读取文件并尝试删除所有非UTF-8字符

本文介绍了读取文件并尝试删除所有非UTF-8字符的处理方法，对大家解决问题具有一定的参考价值，需要的朋友们下面随着小编来一起学习吧！

问题描述

我正在尝试读取文件并将字符串转换为UTF-8字符串，以便删除文件字符串中的某些非utf-8字符，

file_str = open(file_path, 'r').read()
file_str = file_str.decode('utf-8')

但是我遇到了以下错误，

AttributeError: 'str' object has no attribute 'decode'

更新:我尝试了答案所建议的代码，

file_str = open(file_path, 'r', encoding='utf-8').read()

，但是它没有消除非utf-8字符，那么如何删除它们呢?

解决方案

删除.decode('utf8')调用.您的文件数据已被解码，因为在Python 3中，使用文本模式(默认)的open()调用返回了一个文件对象，该文件对象将为您将数据解码为Unicode字符串 >.

您可能要做，希望将编码添加到open()调用中以使其明确.否则，Python使用系统默认值，并且可能不是UTF-8:

file_str = open(file_path, 'r', encoding='utf8').read()

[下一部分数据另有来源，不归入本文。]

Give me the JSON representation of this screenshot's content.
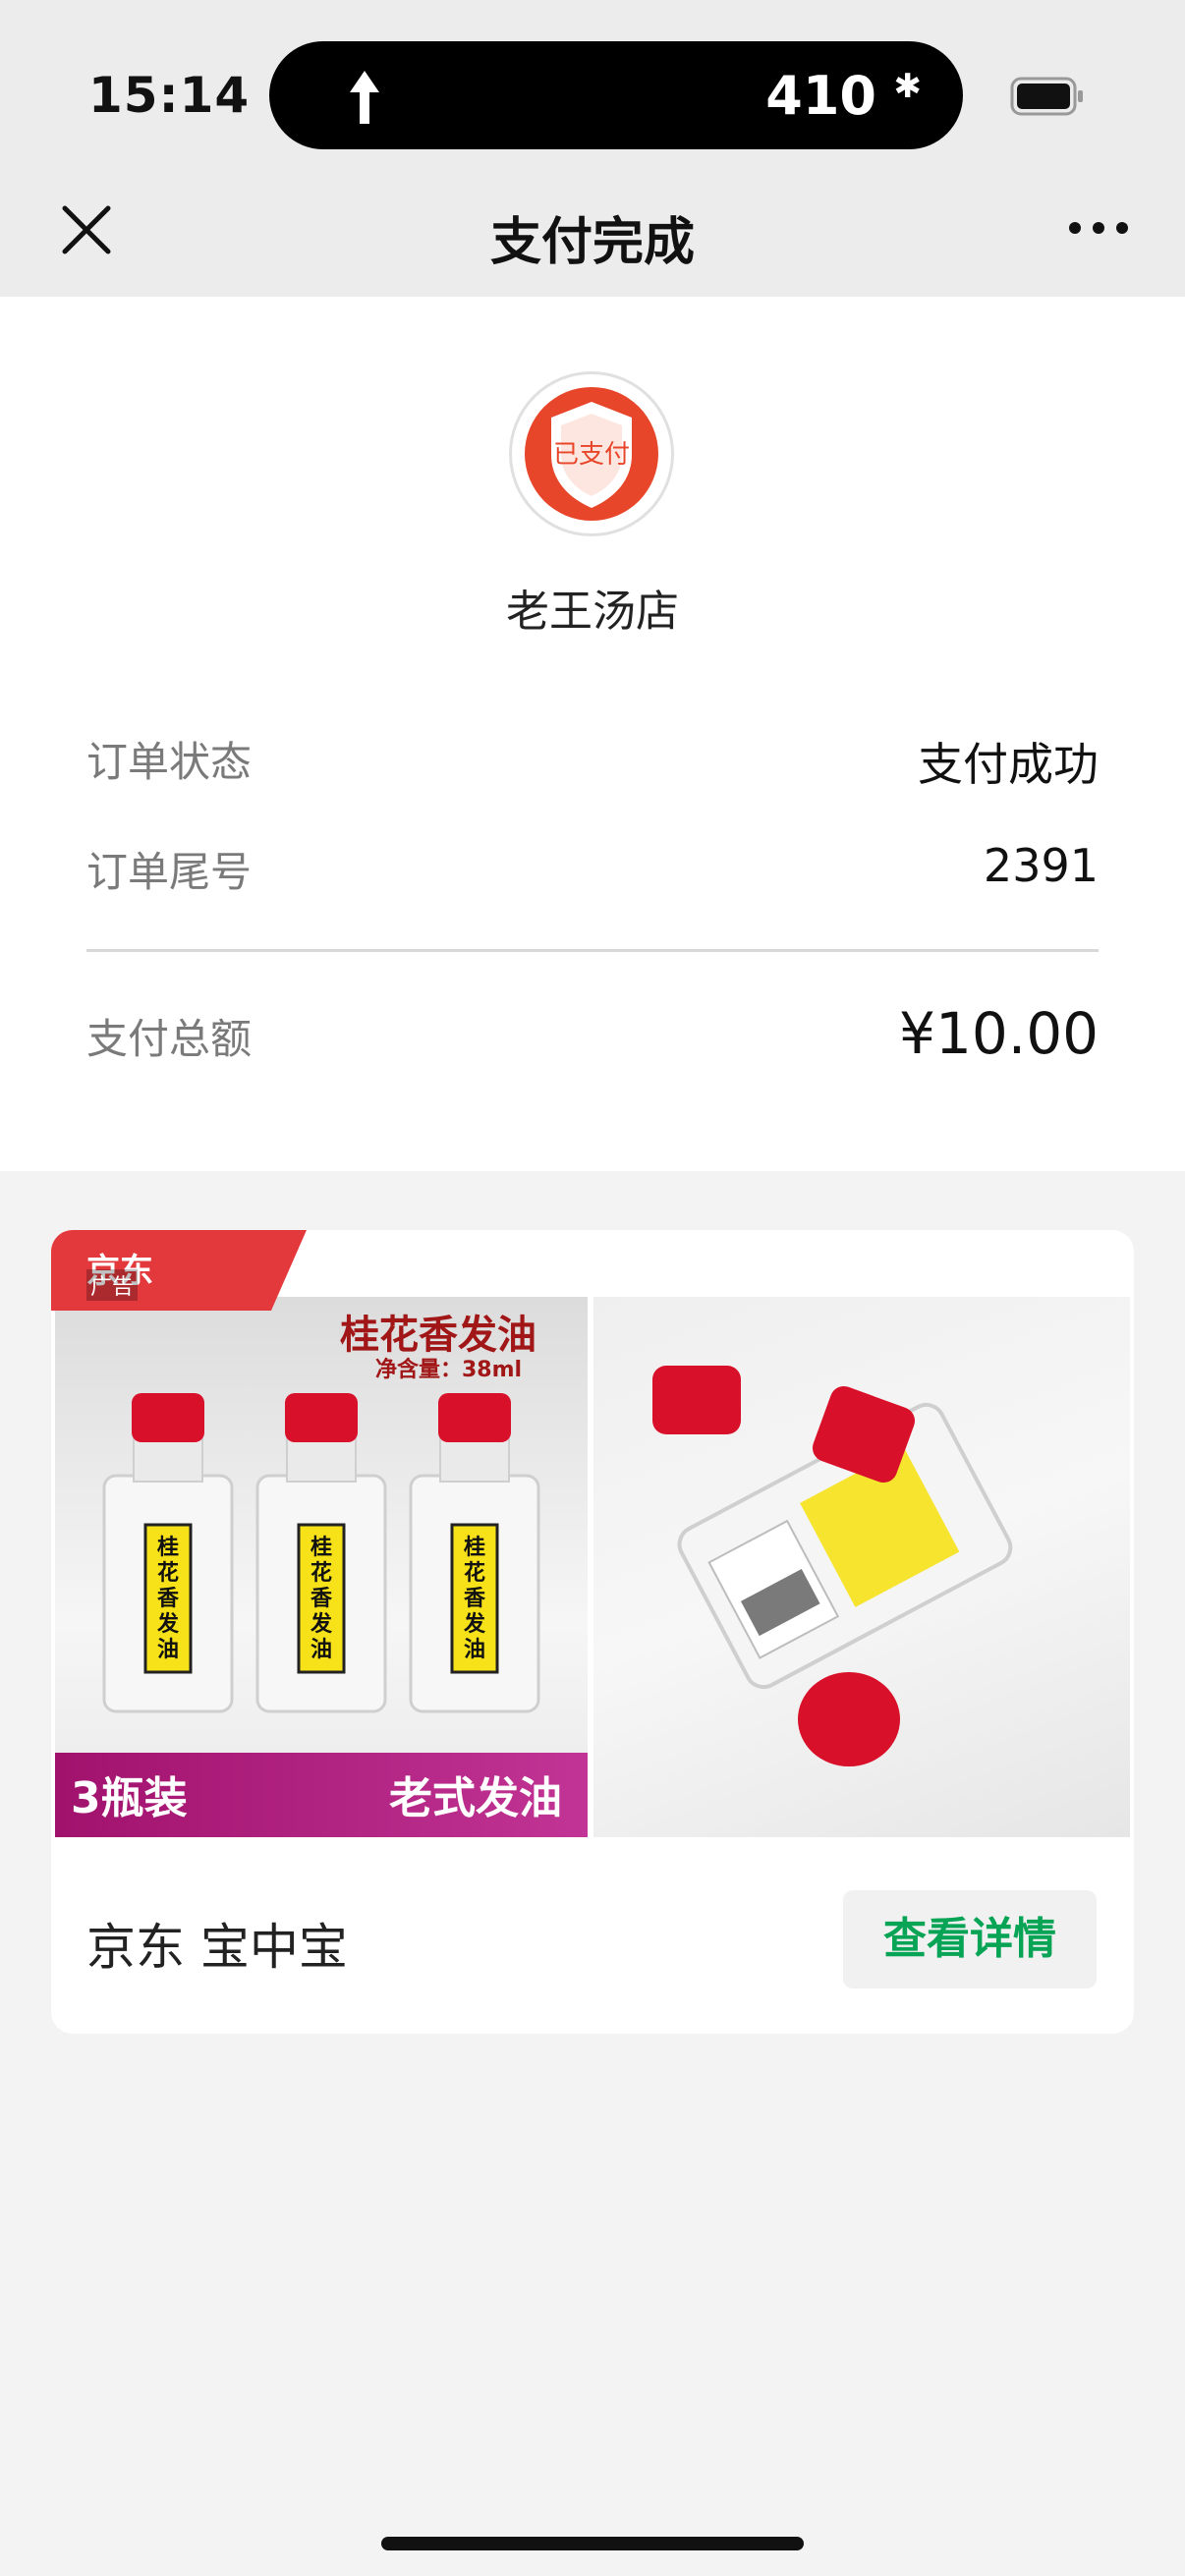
{
  "status_bar": {
    "time": "15:14",
    "island_value": "410",
    "island_symbol": "✱"
  },
  "nav": {
    "title": "支付完成"
  },
  "merchant": {
    "logo_text": "已支付",
    "name": "老王汤店"
  },
  "order": {
    "status_label": "订单状态",
    "status_value": "支付成功",
    "tail_label": "订单尾号",
    "tail_value": "2391",
    "total_label": "支付总额",
    "total_value": "¥10.00"
  },
  "ad": {
    "badge_text": "京东",
    "badge_tag": "广告",
    "image_title": "桂花香发油",
    "image_subtitle": "净含量：38ml",
    "bottle_label": "桂花香发油",
    "band_left": "3瓶装",
    "band_right": "老式发油",
    "footer_title": "京东 宝中宝",
    "detail_button": "查看详情"
  },
  "colors": {
    "accent_green": "#07a456",
    "brand_red": "#e4393c",
    "nav_bg": "#ececec",
    "page_bg": "#f3f3f3"
  }
}
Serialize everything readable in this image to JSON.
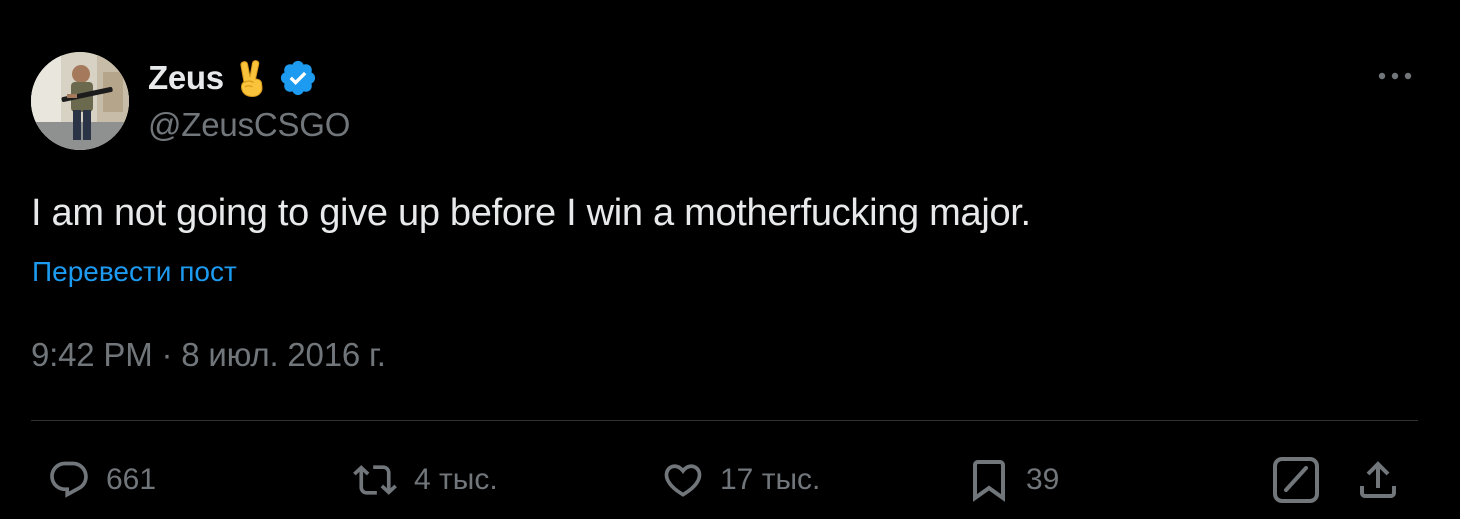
{
  "tweet": {
    "author": {
      "display_name": "Zeus",
      "emoji": "✌️",
      "verified": true,
      "handle": "@ZeusCSGO"
    },
    "text": "I am not going to give up before I win a motherfucking major.",
    "translate_label": "Перевести пост",
    "meta": {
      "time": "9:42 PM",
      "separator": "·",
      "date": "8 июл. 2016 г."
    },
    "actions": {
      "replies": "661",
      "reposts": "4 тыс.",
      "likes": "17 тыс.",
      "bookmarks": "39"
    }
  },
  "colors": {
    "background": "#000000",
    "text_primary": "#e7e9ea",
    "text_secondary": "#71767b",
    "accent": "#1d9bf0",
    "divider": "#2f3336"
  },
  "icons": {
    "more": "more-dots-icon",
    "reply": "reply-icon",
    "repost": "repost-icon",
    "like": "like-icon",
    "bookmark": "bookmark-icon",
    "grok": "grok-icon",
    "share": "share-icon"
  }
}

例如，在Windows上，几乎可以肯定的是，对于UTF-8数据而言，默认编解码器肯定是错误的，但是直到尝试阅读文本时，您才会看到问题.您会发现您有 Mojibake ，因为使用CP1252或类似工具对UTF-8数据进行了解码8位编解码器.

有关更多详细信息，请参见 open()函数文档./p>

I am trying to read a file and convert the string to a UTF-8 string, in order to remove some non utf-8 chars in the file string,

file_str = open(file_path, 'r').read()
file_str = file_str.decode('utf-8')

but I got the following error,

AttributeError: 'str' object has no attribute 'decode'

Update: I tried the code as suggested by the answer,

file_str = open(file_path, 'r', encoding='utf-8').read()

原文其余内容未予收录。